3. Bölüm

15 2 30
                                    

Seninle Birlikte
-Devriyeler dolanır, gönlün arka sokaklarında-

Kubilay Karça- Celladına Aşık

(Günümüz)

Karakoldayız yine ama her şey konuşulmuş, bitmiş...

Selimle koridorda oturuyordu, tabi benim elimde yine soğuk çay. Sessizce güldüm.

"Ne oldu?" dedi gülümseyerek.

"Aklıma kafandan aşağıya soğuk çay döktüğüm an geldi." kısa bir kahkaha attık ikimizde. " Ama hak etmiştin, şimdi yalan yok."

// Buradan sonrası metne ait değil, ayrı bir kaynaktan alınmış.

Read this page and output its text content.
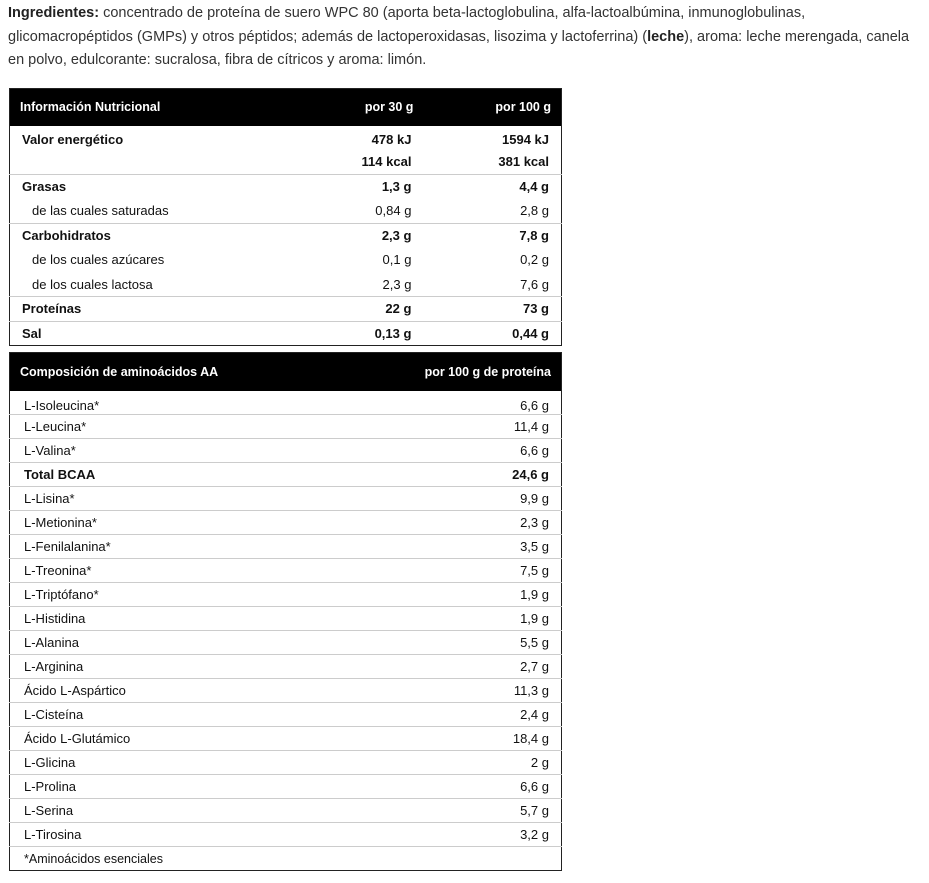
Ingredientes: concentrado de proteína de suero WPC 80 (aporta beta-lactoglobulina, alfa-lactoalbúmina, inmunoglobulinas, glicomacropéptidos (GMPs) y otros péptidos; además de lactoperoxidasas, lisozima y lactoferrina) (leche), aroma: leche merengada, canela en polvo, edulcorante: sucralosa, fibra de cítricos y aroma: limón.
Información Nutricional	por 30 g	por 100 g
Valor energético	478 kJ	1594 kJ
	114 kcal	381 kcal
Grasas	1,3 g	4,4 g
de las cuales saturadas	0,84 g	2,8 g
Carbohidratos	2,3 g	7,8 g
de los cuales azúcares	0,1 g	0,2 g
de los cuales lactosa	2,3 g	7,6 g
Proteínas	22 g	73 g
Sal	0,13 g	0,44 g
Composición de aminoácidos AA	por 100 g de proteína
L-Isoleucina*	6,6 g
L-Leucina*	11,4 g
L-Valina*	6,6 g
Total BCAA	24,6 g
L-Lisina*	9,9 g
L-Metionina*	2,3 g
L-Fenilalanina*	3,5 g
L-Treonina*	7,5 g
L-Triptófano*	1,9 g
L-Histidina	1,9 g
L-Alanina	5,5 g
L-Arginina	2,7 g
Ácido L-Aspártico	11,3 g
L-Cisteína	2,4 g
Ácido L-Glutámico	18,4 g
L-Glicina	2 g
L-Prolina	6,6 g
L-Serina	5,7 g
L-Tirosina	3,2 g
*Aminoácidos esenciales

" 'Yanlış anlaşılma' diyelim."

"Eh, öyle de diyebiliriz." dedim gülümseyerek.

"E, şimdi ne yapacağız? İzin günümüz."

"Gezebiliriz... Tabi senin de işin yoksa."

"Yok, yok da nereye gideceğiz?"

"Bilmem, sinemaya gidebiliriz belki. Bu aralar, çok film çıkmış. Aktris mesela? Ya da şey vizyondaysa incir reçeli izleyebiliriz."

"A, evet. Bende izlemedim. Gidebiliriz aslında."

Ayaklandım.
"Eh, hadi o zaman! Benim arabayla gidiyoruz, aşağıda bekliyorum." Koşarak merdivenlerden indim ve arabayı açtım. Oturdum ve arabayı çalıştırdım. Selim de yavaş yavaş iniyordu.
"E, hadi ama. Görende zorla götürüyorum sancak."

"Tamam geldim." Koşarak yan koltuğa bindi. "Go!"

Arabayı son hız sürüyordum. Selim, bana tedirgince baktı.

"Öyle bakmaya devam edecek misin?"
Hemen önüne döndü.

"Son hız sürmemelisin."

"Sen alışık değilsin sanırım."
Bir 'side eye' bakışı attı.

"Sağ çek sana son hızı göstereyim, yolda da kimsede yokken henüz. Sinemadan önce heyecanın ta kendisini tatbilirsin."

"Emin misin?"

"Güveniyorsan tabi bana."

"Güvenmediklerimle yola çıkmam." Ani frenle durdum.

"Hop yavaş!"

"Hadi," şoför koltuğundan indim ve yan koltuğun kapısının önüne geçtim. Bana uzun uzun baktı. "E, 'ben sürerim' dedin."

"He, peki o zaman."

O da arabadan çıktı ve ben bindim. O da şoför koltuğuna bindi. Ellerini 'ben ne yapacağım' diye kaldırdı.

"Bak, arabayı çalıştır, gaza bas ve direksiyonu çevir, ilerle. Yüksek hız içinde; gaza basabildiğin kadar bas."

"O zaman, hadi!" gaza bir anda bastı ve vücudum bir geri, ileri oldu.

"Yavaş!"

" 'Yüksek hız istiyorum!' dedim."

Başımı ağır ağır salladım. "Tamam, o zaman!" İnce bir çığlık attım ama kapanan gözlerim, arabanın durmasıyla açıldı. "Vay, iyiydi."
diyerek güldüm. "Ama dikkatini çekerim, biz bir memuruz."

"Doğru, doğru." gülümsedim ve ikimizde arabadan çıktık. Selim, anahtarı kilitleyip, bana fırlattı.

Sinema için iki bilet aldık ve saatine on beş dakika kalmıştı.
"İncir Reçeli, he?" Diye sordu bilete bakarak. "E, hani bunun ikincisi?"